De onderzoekers ontdekten ook dat ongeveer 780 DNA-regio's beter toegankelijk waren bij chimpansees en makaken in vergelijking met mensen. Dit betekent dat het menselijk lichaam een ​​verminderde capaciteit heeft om slecht vet om te zetten in goed vet.

Niet al het vet is hetzelfde

Swain-Lenz legt uit dat het meeste vet bestaat uit 'wit vet dat calorieën opslaat'. Dit is het soort vet dat zich ophoopt op onze buik en rond onze taille. Andere vetcellen, beige en bruin vet genoemd, helpen calorieën te verbranden.

De resultaten van deze nieuwe studie onthulden dat een van de redenen waarom mensen meer vet bij zich dragen, is dat de DNA-gebieden die zouden moeten helpen om wit vet om te zetten in bruin vet, zijn gecomprimeerd en deze transformatie niet mogelijk maken.

"Het is nog steeds mogelijk om het beperkte bruine vet van het lichaam te activeren door dingen te doen zoals mensen blootstellen aan koude temperaturen, maar we moeten ervoor werken", voegt Swain-Lenz toe.

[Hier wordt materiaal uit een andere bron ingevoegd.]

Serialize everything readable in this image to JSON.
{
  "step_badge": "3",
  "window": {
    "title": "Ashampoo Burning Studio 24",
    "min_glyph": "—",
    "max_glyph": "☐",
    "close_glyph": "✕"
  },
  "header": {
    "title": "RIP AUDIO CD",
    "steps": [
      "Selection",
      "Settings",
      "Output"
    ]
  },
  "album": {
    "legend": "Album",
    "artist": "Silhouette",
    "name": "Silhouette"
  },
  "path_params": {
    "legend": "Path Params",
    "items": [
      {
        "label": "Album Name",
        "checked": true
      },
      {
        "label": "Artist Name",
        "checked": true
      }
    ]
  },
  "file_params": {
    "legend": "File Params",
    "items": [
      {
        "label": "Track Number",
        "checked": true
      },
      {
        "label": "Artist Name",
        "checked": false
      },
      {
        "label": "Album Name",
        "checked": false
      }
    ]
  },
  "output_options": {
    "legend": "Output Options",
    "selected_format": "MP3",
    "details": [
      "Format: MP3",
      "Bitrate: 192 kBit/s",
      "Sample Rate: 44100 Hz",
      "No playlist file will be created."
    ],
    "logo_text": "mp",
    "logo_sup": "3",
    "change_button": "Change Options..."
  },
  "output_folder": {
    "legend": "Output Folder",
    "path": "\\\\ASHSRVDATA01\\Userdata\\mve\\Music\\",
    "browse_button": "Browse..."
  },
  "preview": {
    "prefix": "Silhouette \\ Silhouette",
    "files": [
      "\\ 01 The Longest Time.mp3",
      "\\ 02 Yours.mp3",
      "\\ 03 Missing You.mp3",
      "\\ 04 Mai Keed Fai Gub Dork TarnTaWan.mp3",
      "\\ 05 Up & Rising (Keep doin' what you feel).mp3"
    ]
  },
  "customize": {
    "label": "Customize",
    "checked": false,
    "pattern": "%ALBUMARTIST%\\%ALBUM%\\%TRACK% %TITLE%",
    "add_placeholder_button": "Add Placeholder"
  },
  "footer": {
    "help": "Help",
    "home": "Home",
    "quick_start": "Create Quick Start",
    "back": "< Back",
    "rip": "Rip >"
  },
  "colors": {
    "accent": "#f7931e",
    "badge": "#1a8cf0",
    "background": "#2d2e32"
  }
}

Het team is van mening dat vroege mensen misschien vet moesten verzamelen, niet alleen om vitale organen te beschermen en op te warmen, maar ook om hun groeiende hersenen te voeden. In feite is de omvang van het menselijk brein tijdens de evolutie verdrievoudigd, en het verbruikt nu meer energie dan enig ander orgaan.

Wetenschappers hebben geprobeerd te begrijpen of het bevorderen van het vermogen van het lichaam om wit vet om te zetten in bruin vet zwaarlijvigheid zou kunnen verminderen, maar er is meer onderzoek nodig.

"Misschien kunnen we een groep genen bedenken die we aan of uit moeten zetten, maar daar zijn we nog ver van verwijderd", besluit Swain-Lenz.